Question

How do you evaluate `int f(x)=x^2 + 1` for [0,3]?

Answer 1

See the explanation for `int_0^3(x^2+1)dx` using the definition of definite integral.

Explanation:

I think you are asking to find

`int_0^3(x^2+1)dx`.

(If I've misunderstood your question, I am sorry.)

I am assuming that you do not yet have the Fundamental Theorem of Calculus available to evaluate this, but that you need to evaluate it from the definition.

.`int_0^3(x^2+1)dx = lim_(nrarroo) sum_(i=1)^n f(x_i)Deltax`.
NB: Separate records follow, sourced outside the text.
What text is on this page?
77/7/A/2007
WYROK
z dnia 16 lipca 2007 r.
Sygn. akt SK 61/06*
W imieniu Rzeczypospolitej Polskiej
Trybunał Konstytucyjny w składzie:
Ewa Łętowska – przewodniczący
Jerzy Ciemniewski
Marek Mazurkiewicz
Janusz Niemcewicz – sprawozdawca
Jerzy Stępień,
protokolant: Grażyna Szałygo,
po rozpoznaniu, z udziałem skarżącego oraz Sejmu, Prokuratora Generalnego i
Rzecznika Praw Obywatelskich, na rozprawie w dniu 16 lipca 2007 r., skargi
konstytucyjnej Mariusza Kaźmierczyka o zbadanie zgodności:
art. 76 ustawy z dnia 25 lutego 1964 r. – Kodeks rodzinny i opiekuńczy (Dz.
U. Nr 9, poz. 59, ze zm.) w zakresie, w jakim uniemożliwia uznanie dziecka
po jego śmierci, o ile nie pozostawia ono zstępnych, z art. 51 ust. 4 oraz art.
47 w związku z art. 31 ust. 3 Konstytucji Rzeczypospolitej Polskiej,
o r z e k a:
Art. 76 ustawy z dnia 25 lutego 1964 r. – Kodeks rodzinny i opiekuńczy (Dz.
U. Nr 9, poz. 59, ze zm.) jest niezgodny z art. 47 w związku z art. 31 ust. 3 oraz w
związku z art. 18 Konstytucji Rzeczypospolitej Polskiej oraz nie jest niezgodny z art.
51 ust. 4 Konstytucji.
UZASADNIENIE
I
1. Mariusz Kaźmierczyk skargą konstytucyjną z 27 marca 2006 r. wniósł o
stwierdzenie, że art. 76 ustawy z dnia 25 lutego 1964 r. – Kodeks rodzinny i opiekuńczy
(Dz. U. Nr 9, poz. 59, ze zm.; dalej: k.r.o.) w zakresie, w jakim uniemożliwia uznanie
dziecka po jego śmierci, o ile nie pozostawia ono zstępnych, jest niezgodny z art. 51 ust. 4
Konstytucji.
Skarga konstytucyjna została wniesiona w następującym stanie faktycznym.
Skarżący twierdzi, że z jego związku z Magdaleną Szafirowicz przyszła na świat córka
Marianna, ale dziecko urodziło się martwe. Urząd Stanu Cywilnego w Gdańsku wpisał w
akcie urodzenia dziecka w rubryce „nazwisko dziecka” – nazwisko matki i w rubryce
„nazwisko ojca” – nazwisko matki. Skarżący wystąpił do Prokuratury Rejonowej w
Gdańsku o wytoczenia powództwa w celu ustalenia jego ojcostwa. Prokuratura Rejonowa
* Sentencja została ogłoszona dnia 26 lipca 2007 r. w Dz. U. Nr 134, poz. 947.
I prefer to do this type of problem one small step at a time.

For each `n`, we get

`Deltax = (b-a)/n = (3-0)/n = 3/n`

And `x_i = a+iDeltax = 0+i3/n = (3i)/n`

`f(x_i) = x_i^2+1 = ((3i)/n)^2+1 = (9i^2)/n^2+1`

`sum_(i=1)^n f(x_1)Deltax = sum_(i=1)^n((9i^2)/n^2+1)3/n`

`= sum_(i=1)^n((27i^2)/n^3+3/n)`

`= 27/n^3 sum_(i=1)^n i^2 + 3/nsum_(i=1)^n1)`

`= 27/n^3[(n(n+1)(2n+1))/6] + 3/n (n)`

So,

`sum_(i=1)^n f(x_1)Deltax = 9/2[(n(n+1)(2n+1))/n^3] + 3`

The last thing to do is evaluate the limit as `nrarroo`.
I hope it is clear that this amounts to evaluating
`lim_(nrarroo)(n(n+1)(2n+1))/n^3`

There are several ways to think about this:

Limit of a Rational Expression

The numerator can be expanded to a plynomial with leading term `2n^3`, so the limit as `nrarroo` is `2`.

OR

`(n(n+1)(2n+1))/n^3 = (n/n)((n+1)/n)((2n+1)/n)`

The limit at infinity is `(1)(1)(2)=2` as a product of rational expressions.

OR

`(n(n+1)(2n+1))/n^3 = (n/n)((n+1)/n)((2n+1)/n)`

`= (1)(1+1/n)(2+1/n)`

So the limit is, again `2`.

However we get it, we get

.`int_0^3(x^2+1)dx = lim_(nrarroo) sum_(i=1)^n f(x_i)Deltax`

`= lim_(nrarroo) sum_(i=1)^n((9i^2)/n^2+1)3/n`

`= lim_(nrarroo) [9/2[(n(n+1)(2n+1))/n^3] + 3]`

`= 9/2(2)+3`

`= 12`

Answer 2

If you have the Fundamental Theorem of Calculus available the see the explanation below.

Explanation:

`int_0^3(x^2+1)dx = [x^3/3+x]_0^3`

`= [3^3/3+3] - 0^3/3+0]`

`= 9+3`

`= 12`